Network Security.

PCI Data Security Standard and CCQ's Data Security Policy

Build and Maintain a Secure Network

PCI Requirement: Install and maintain a firewall configuration to protect cardholder data.

CCQ Policy: All of CCQ's computer are behind firewalls that are constantly being updated and all changes to our firewalls are logged.

PCI Requirement: Do not use vendor-supplied defaults for system passwords and other security parameters.

CCQ Policy: We do not use any vendor-supplied system passwords.

Protect Cardholder Data

PCI Requirement: Protect stored cardholder data

CCQ Policy: At no time does CCQ store full magnetic stripe data, PIN information or CAV2/CVC2/CVV2/CID information.

PCI Requirement: Encrypt transmission of cardholder data across open, public networks.

CCQ Policy: CCQ transmits all data using 128 bit SSL encryption.

Maintain a Vulnerability Management Program

PCI Requirement: Use and regularly update anti-virus software.

CCQ Policy: All servers maintained by CCQand have anti-ivirus software installed and definitions are updated regularly and audit logs are checked periodically.

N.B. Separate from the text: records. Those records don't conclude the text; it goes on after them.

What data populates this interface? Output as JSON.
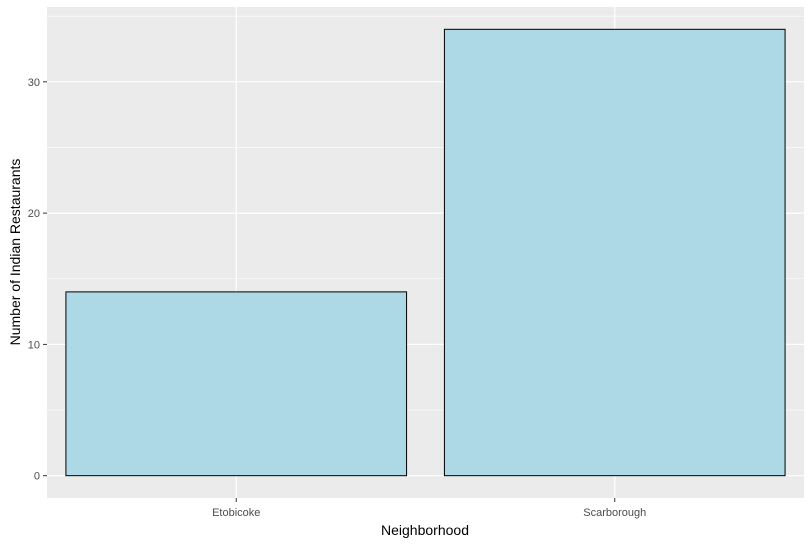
{
  "chart_data": {
    "type": "bar",
    "categories": [
      "Etobicoke",
      "Scarborough"
    ],
    "values": [
      14,
      34
    ],
    "xlabel": "Neighborhood",
    "ylabel": "Number of Indian Restaurants",
    "ylim": [
      -1.7,
      35.7
    ],
    "yticks": [
      0,
      10,
      20,
      30
    ],
    "ytick_labels": [
      "0",
      "10",
      "20",
      "30"
    ],
    "grid": true,
    "colors": {
      "bar_fill": "#add8e6",
      "bar_stroke": "#000000",
      "panel_bg": "#ebebeb",
      "grid": "#ffffff"
    }
  }
}
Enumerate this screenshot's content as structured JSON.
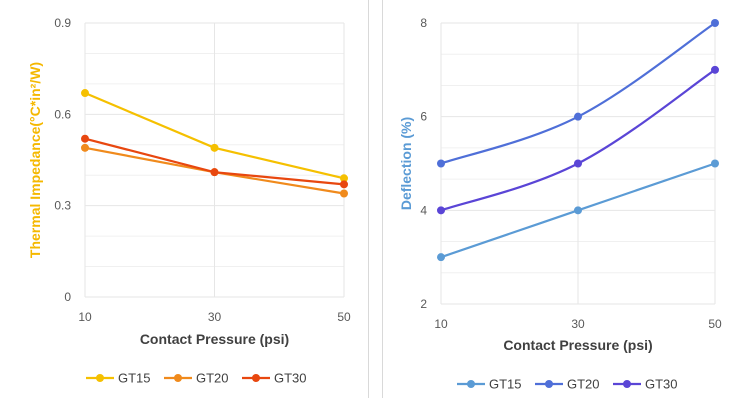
{
  "chart_data": [
    {
      "type": "line",
      "xlabel": "Contact Pressure (psi)",
      "ylabel": "Thermal Impedance(°C*in²/W)",
      "ylabel_color": "#f5b800",
      "x": [
        10,
        30,
        50
      ],
      "xticks": [
        "10",
        "30",
        "50"
      ],
      "ylim": [
        0,
        0.9
      ],
      "yticks": [
        0,
        0.3,
        0.6,
        0.9
      ],
      "ytick_labels": [
        "0",
        "0.3",
        "0.6",
        "0.9"
      ],
      "grid": true,
      "legend": "bottom",
      "series": [
        {
          "name": "GT15",
          "color": "#f5c000",
          "values": [
            0.67,
            0.49,
            0.39
          ]
        },
        {
          "name": "GT20",
          "color": "#f08a1c",
          "values": [
            0.49,
            0.41,
            0.34
          ]
        },
        {
          "name": "GT30",
          "color": "#e8470f",
          "values": [
            0.52,
            0.41,
            0.37
          ]
        }
      ]
    },
    {
      "type": "line",
      "xlabel": "Contact Pressure (psi)",
      "ylabel": "Deflection (%)",
      "ylabel_color": "#5b9bd5",
      "x": [
        10,
        30,
        50
      ],
      "xticks": [
        "10",
        "30",
        "50"
      ],
      "ylim": [
        2,
        8
      ],
      "yticks": [
        2,
        4,
        6,
        8
      ],
      "ytick_labels": [
        "2",
        "4",
        "6",
        "8"
      ],
      "grid": true,
      "legend": "bottom",
      "series": [
        {
          "name": "GT15",
          "color": "#5b9bd5",
          "values": [
            3,
            4,
            5
          ]
        },
        {
          "name": "GT20",
          "color": "#4f6fd8",
          "values": [
            5,
            6,
            8
          ]
        },
        {
          "name": "GT30",
          "color": "#5a45d6",
          "values": [
            4,
            5,
            7
          ]
        }
      ]
    }
  ]
}
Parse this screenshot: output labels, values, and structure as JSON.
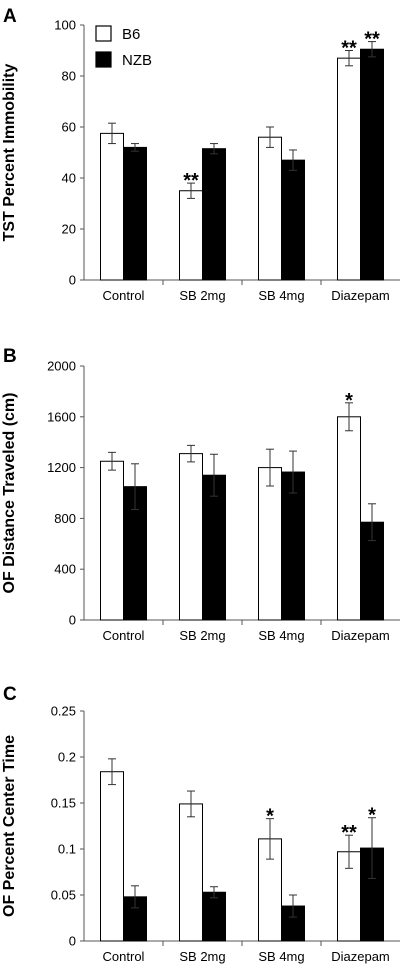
{
  "legend": {
    "b6_label": "B6",
    "nzb_label": "NZB",
    "b6_color": "#ffffff",
    "nzb_color": "#000000"
  },
  "chart_data": [
    {
      "panel": "A",
      "type": "bar",
      "ylabel": "TST Percent Immobility",
      "categories": [
        "Control",
        "SB 2mg",
        "SB 4mg",
        "Diazepam"
      ],
      "ylim": [
        0,
        100
      ],
      "yticks": [
        "0",
        "20",
        "40",
        "60",
        "80",
        "100"
      ],
      "series": [
        {
          "name": "B6",
          "values": [
            57.5,
            35,
            56,
            87
          ],
          "errors": [
            4,
            3,
            4,
            3
          ]
        },
        {
          "name": "NZB",
          "values": [
            52,
            51.5,
            47,
            90.5
          ],
          "errors": [
            1.5,
            2,
            4,
            3
          ]
        }
      ],
      "significance": [
        {
          "series": "B6",
          "category": "SB 2mg",
          "mark": "**"
        },
        {
          "series": "B6",
          "category": "Diazepam",
          "mark": "**"
        },
        {
          "series": "NZB",
          "category": "Diazepam",
          "mark": "**"
        }
      ]
    },
    {
      "panel": "B",
      "type": "bar",
      "ylabel": "OF Distance Traveled (cm)",
      "categories": [
        "Control",
        "SB 2mg",
        "SB 4mg",
        "Diazepam"
      ],
      "ylim": [
        0,
        2000
      ],
      "yticks": [
        "0",
        "400",
        "800",
        "1200",
        "1600",
        "2000"
      ],
      "series": [
        {
          "name": "B6",
          "values": [
            1250,
            1310,
            1200,
            1600
          ],
          "errors": [
            70,
            65,
            145,
            110
          ]
        },
        {
          "name": "NZB",
          "values": [
            1050,
            1140,
            1165,
            770
          ],
          "errors": [
            180,
            165,
            165,
            145
          ]
        }
      ],
      "significance": [
        {
          "series": "B6",
          "category": "Diazepam",
          "mark": "*"
        }
      ]
    },
    {
      "panel": "C",
      "type": "bar",
      "ylabel": "OF Percent Center Time",
      "categories": [
        "Control",
        "SB 2mg",
        "SB 4mg",
        "Diazepam"
      ],
      "ylim": [
        0,
        0.25
      ],
      "yticks": [
        "0",
        "0.05",
        "0.1",
        "0.15",
        "0.2",
        "0.25"
      ],
      "series": [
        {
          "name": "B6",
          "values": [
            0.184,
            0.149,
            0.111,
            0.097
          ],
          "errors": [
            0.014,
            0.014,
            0.022,
            0.018
          ]
        },
        {
          "name": "NZB",
          "values": [
            0.048,
            0.053,
            0.038,
            0.101
          ],
          "errors": [
            0.012,
            0.006,
            0.012,
            0.033
          ]
        }
      ],
      "significance": [
        {
          "series": "B6",
          "category": "SB 4mg",
          "mark": "*"
        },
        {
          "series": "B6",
          "category": "Diazepam",
          "mark": "**"
        },
        {
          "series": "NZB",
          "category": "Diazepam",
          "mark": "*"
        }
      ]
    }
  ]
}
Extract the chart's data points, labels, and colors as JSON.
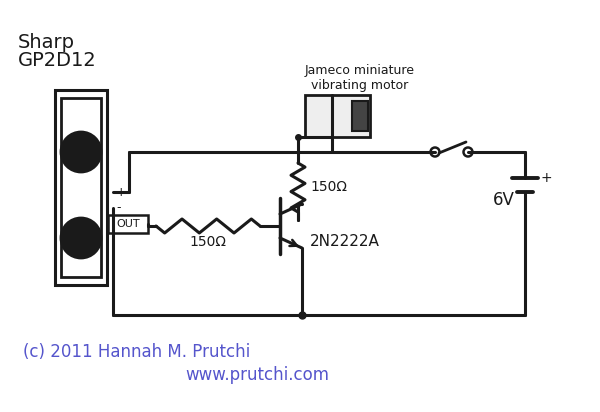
{
  "background_color": "#ffffff",
  "line_color": "#1a1a1a",
  "blue_text_color": "#5555cc",
  "sensor_label_line1": "Sharp",
  "sensor_label_line2": "GP2D12",
  "motor_label": "Jameco miniature\nvibrating motor",
  "resistor1_label": "150Ω",
  "resistor2_label": "150Ω",
  "transistor_label": "2N2222A",
  "battery_label": "6V",
  "out_label": "OUT",
  "plus_label": "+",
  "minus_label": "-",
  "copyright": "(c) 2011 Hannah M. Prutchi",
  "website": "www.prutchi.com"
}
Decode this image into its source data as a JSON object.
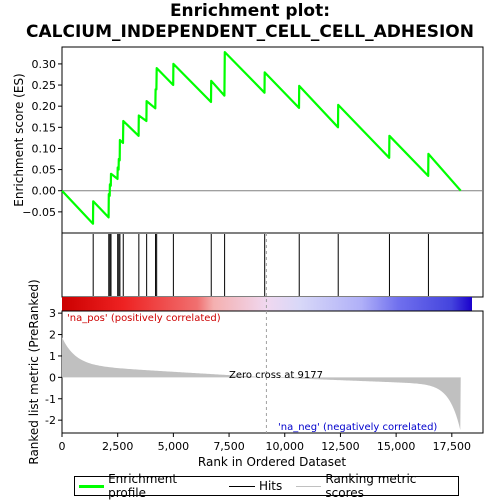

Implement Strong Access Control Measures

PCI Requirement: Restrict access to cardholder data by business need-to-know

CCQ Policy: CCQ ensures that only employees that require access to cardholder data are granted access. CCQ performs full background screenings on all employees prior to hiring.

PCI Requirement: Assign a unique ID to each person with computer access.

CCQ Policy: Each user is assigned a unique user ID/password combination.

PCI Requirement: Restrict physical access to cardholder data.

CCQ Policy: Servers that hold all cardholder data are located in a secure facility. Only basic cardholder info is stored on our servers. No magnetic stripe data, PIN information or AV2/CVC2/CVV2/CID information is stored on CCQ-FM servers.

Regularly Monitor and Test Networks

PCI Requirement: Track and monitor all access to network resources and cardholder data.

CCQ Policy: All attempts to access network resources and cardholder data are logged and immediately altered to senior management at CCQ.

PCI Requirement: Regularly test security systems and processes.

CCQ Policy: CCQ undergoes extensive third party security tests against our systems and processes.

Maintain an Information Security Policy

PCI Requirement: Maintain a policy that addresses information security

CCQ Policy: A copy of CCQ's information security policy including external test results are available upon request.